Executive has no plans in place for food and goods shortages, warns Sugden

Executive has no plans in place for food and goods shortages, warns Sugden

Independent MLA Claire Sugden has expressed concern that warnings of food and goods shortages in Northern Ireland have not been planned for by the Executive , saying the plan seems to be ‘wait and see’.

The East Londonderry representative said contingency plans needed to be developed well in advance of any shortages hitting shelves as a result of a variety of factors.

“For many months I have been warning that, due to a perfect storm of pressures, the availability of some food and goods could become affected here,” Ms Sugden said.

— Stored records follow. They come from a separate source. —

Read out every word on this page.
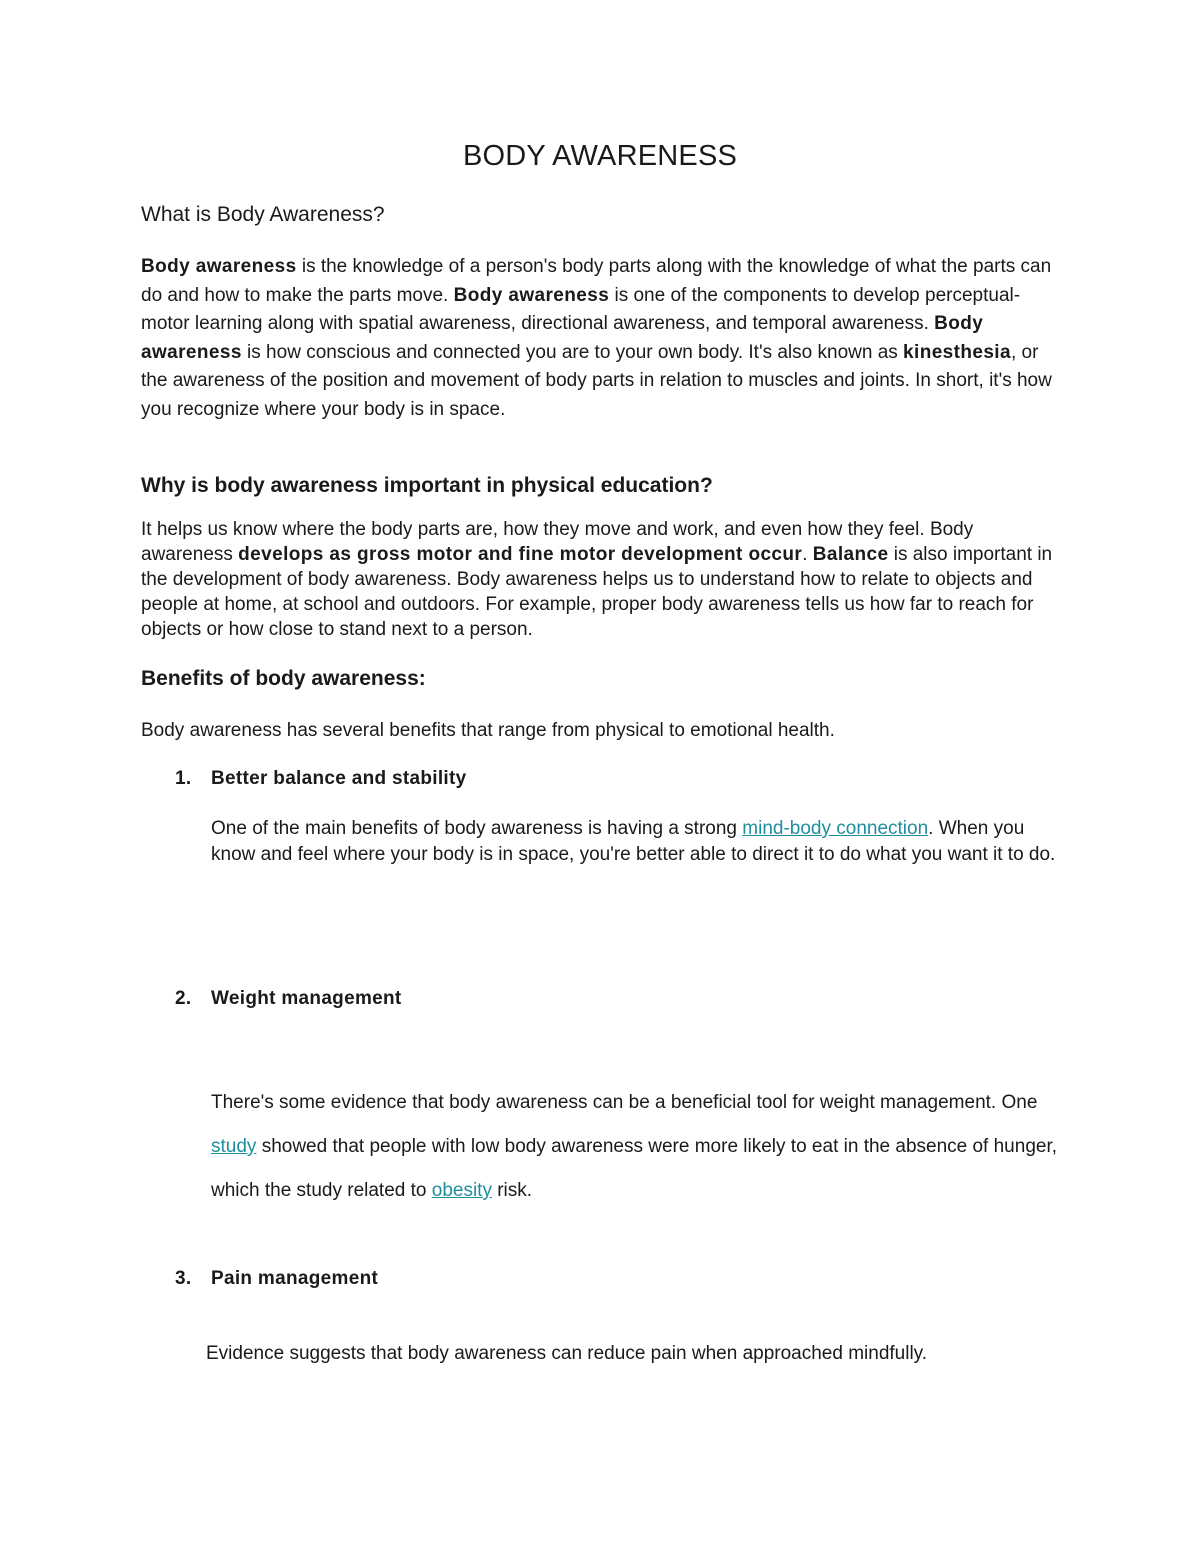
BODY AWARENESS
What is Body Awareness?

Body awareness is the knowledge of a person's body parts along with the knowledge of what the parts can do and how to make the parts move. Body awareness is one of the components to develop perceptual-motor learning along with spatial awareness, directional awareness, and temporal awareness. Body awareness is how conscious and connected you are to your own body. It's also known as kinesthesia, or the awareness of the position and movement of body parts in relation to muscles and joints. In short, it's how you recognize where your body is in space.

Why is body awareness important in physical education?

It helps us know where the body parts are, how they move and work, and even how they feel. Body awareness develops as gross motor and fine motor development occur. Balance is also important in the development of body awareness. Body awareness helps us to understand how to relate to objects and people at home, at school and outdoors. For example, proper body awareness tells us how far to reach for objects or how close to stand next to a person.

Benefits of body awareness:

Body awareness has several benefits that range from physical to emotional health.

1. Better balance and stability

One of the main benefits of body awareness is having a strong mind-body connection. When you know and feel where your body is in space, you're better able to direct it to do what you want it to do.

2. Weight management

There's some evidence that body awareness can be a beneficial tool for weight management. One study showed that people with low body awareness were more likely to eat in the absence of hunger, which the study related to obesity risk.

3. Pain management

Evidence suggests that body awareness can reduce pain when approached mindfully.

“While this is far from certain, it is vital to have a plan in place rather than to react to shortages as they appear – by then it will be too late.

“We have seen the impact of the pandemic on global supply chains, issues around Brexit and the Protocol, a shortage of HGV drivers and other key workers, and rising global costs. These have existed for many months now – they are not new or surprising factors, and they have not gone away.


“In September I asked the Minister for the Economy for his assessment of the potential for food and goods shortages. More than four months later I received a response – four months during which contingency plans could, and should, have been made.

“Instead, as opposed to setting out the measures that had, or would be, put in place, his response was that the Executive ‘will do all we can to support businesses as they grapple with the global challenges’.

“He acknowledges there is a risk, but the ‘plan’ seems to be to wait and see what happens. Obviously this is no plan at all.”

Some of the related issues fell under the remit of Westminster, or even international bodies, Ms Sugden said. The Executive did, however, have a responsibility to liaise with the UK Government, trade bodies and internationally, to resolve those issues that directly affected people in Northern Ireland.

“The Executive needs to use its influence to try to tackle these issues where they arise,” she continued.

“But the various departments also need to do everything they can within their own remit to ensure any negative impacts for people here are mitigated.

“It seems that in this case – as in many others – this is not being done.”